Myers's argument is unavailing. Viewing the facts in the light most deferential to the district court's findings, it is plausible that Myers knew—or should have known—that the list of more than 100 names coming from a nursing home would include at least some people who qualified as vulnerable victims under U.S.S.G. § 3A1.1. Based on Ayo's testimony and the length of her relationship with Myers, it was reasonable for the district court to infer that Myers should have known where Ayo worked and where the names came from. Even though Myers argues that she did not have actual knowledge of the nursing home residents' mental and physical incapacities, she cannot successfully argue that she did not have constructive knowledge. A reasonable person, in Myers's position, should know that at least some of the residents of a nursing home are residents due to their mental or physical disabilities. It is reasonable to impute this common knowledge upon Myers. Thus, the district court made reasonable inferences and determined, by a preponderance of the evidence, that Myers's relationship and discussion with Ayo prior to Ayo giving her the list supported Myers's constructive knowledge of the vulnerable victims. See Wilcox, 631 F.3d at 755. Thus, the district court did not clearly err in applying the vulnerable victim enhancement based upon its factual findings. See U.S.S.G. § 3A1 .1 cmt. n. 2; see also Cisneros–Gutierrez, 517 F.3d at 764.
C. Ineffective Assistance of Counsel
Although Myers argues that she was deprived of effective assistance at trial, she acknowledges in the reply brief that the claim was not raised at the district court and may not be properly reviewed on direct appeal. She conceded that resolution of her claims of ineffective assistant of counsel would require this court to review evidence outside of the record on appeal. As such, these claims are properly reserved for collateral attack. See United States v. Cantwell, 470 F.3d 1087, 1091 (5th Cir.2006) (“[A] claim for ineffective assistance of counsel cannot be resolved on direct appeal when the claim has not been raised before the district court since no opportunity existed to develop the record on the merits of the allegations.” (internal quotation marks and citation omitted)). Therefore, we decline to consider this claim.
For the foregoing reasons, we VACATE Myers's sentence and REMAND for resentencing due to an Ex Post Facto Clause violation.

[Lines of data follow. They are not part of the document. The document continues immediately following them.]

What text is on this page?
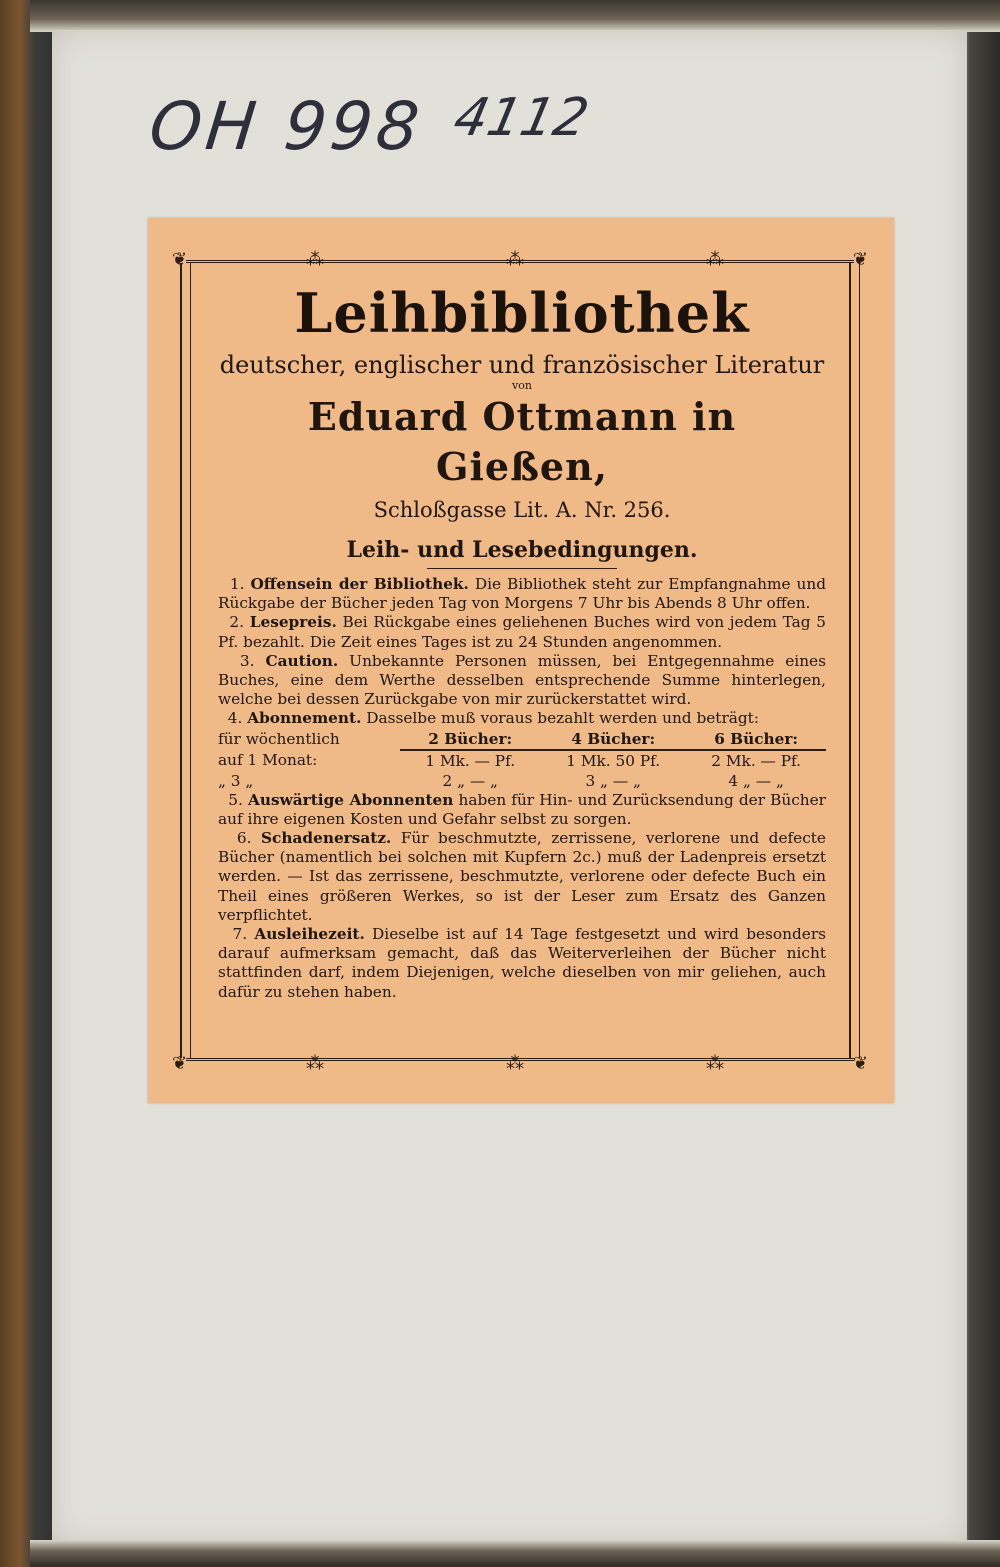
OH 998 4112
❦	❦
❦	❦
⁂	⁂	⁂
⁂	⁂	⁂

Leihbibliothek

deutscher, englischer und französischer Literatur

von

Eduard Ottmann in Gießen,

Schloßgasse Lit. A. Nr. 256.

Leih- und Lesebedingungen.

1. Offensein der Bibliothek. Die Bibliothek steht zur Empfangnahme und Rückgabe der Bücher jeden Tag von Morgens 7 Uhr bis Abends 8 Uhr offen.

2. Lesepreis. Bei Rückgabe eines geliehenen Buches wird von jedem Tag 5 Pf. bezahlt. Die Zeit eines Tages ist zu 24 Stunden angenommen.

3. Caution. Unbekannte Personen müssen, bei Entgegennahme eines Buches, eine dem Werthe desselben entsprechende Summe hinterlegen, welche bei dessen Zurückgabe von mir zurückerstattet wird.

4. Abonnement. Dasselbe muß voraus bezahlt werden und beträgt:

für wöchentlich	2 Bücher:	4 Bücher:	6 Bücher:
auf 1 Monat:	1 Mk. — Pf.	1 Mk. 50 Pf.	2 Mk. — Pf.
„ 3 „	2 „ — „	3 „ — „	4 „ — „

5. Auswärtige Abonnenten haben für Hin- und Zurücksendung der Bücher auf ihre eigenen Kosten und Gefahr selbst zu sorgen.

6. Schadenersatz. Für beschmutzte, zerrissene, verlorene und defecte Bücher (namentlich bei solchen mit Kupfern 2c.) muß der Ladenpreis ersetzt werden. — Ist das zerrissene, beschmutzte, verlorene oder defecte Buch ein Theil eines größeren Werkes, so ist der Leser zum Ersatz des Ganzen verpflichtet.

7. Ausleihezeit. Dieselbe ist auf 14 Tage festgesetzt und wird besonders darauf aufmerksam gemacht, daß das Weiterverleihen der Bücher nicht stattfinden darf, indem Diejenigen, welche dieselben von mir geliehen, auch dafür zu stehen haben.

1. Pursuant to Federal Rule of Appellate Procedure 10(e)(2)(c), the court of appeals may supplement the record “if anything material to either party is omitted from ․ the record by error or accident ․“; see also Creative Consumer Concepts, Inc. v. Kreisler, 563 F.3d 1070, 1074 n. 1 (10th Cir.2009); Yarrington v. Davies, 992 F.2d 1077, 1080–81 (10th Cir.1993); Cuello–Suarez v. Puerto Rico Elec. Power Authority, 988 F.2d 275, 277 (1st Cir.1993).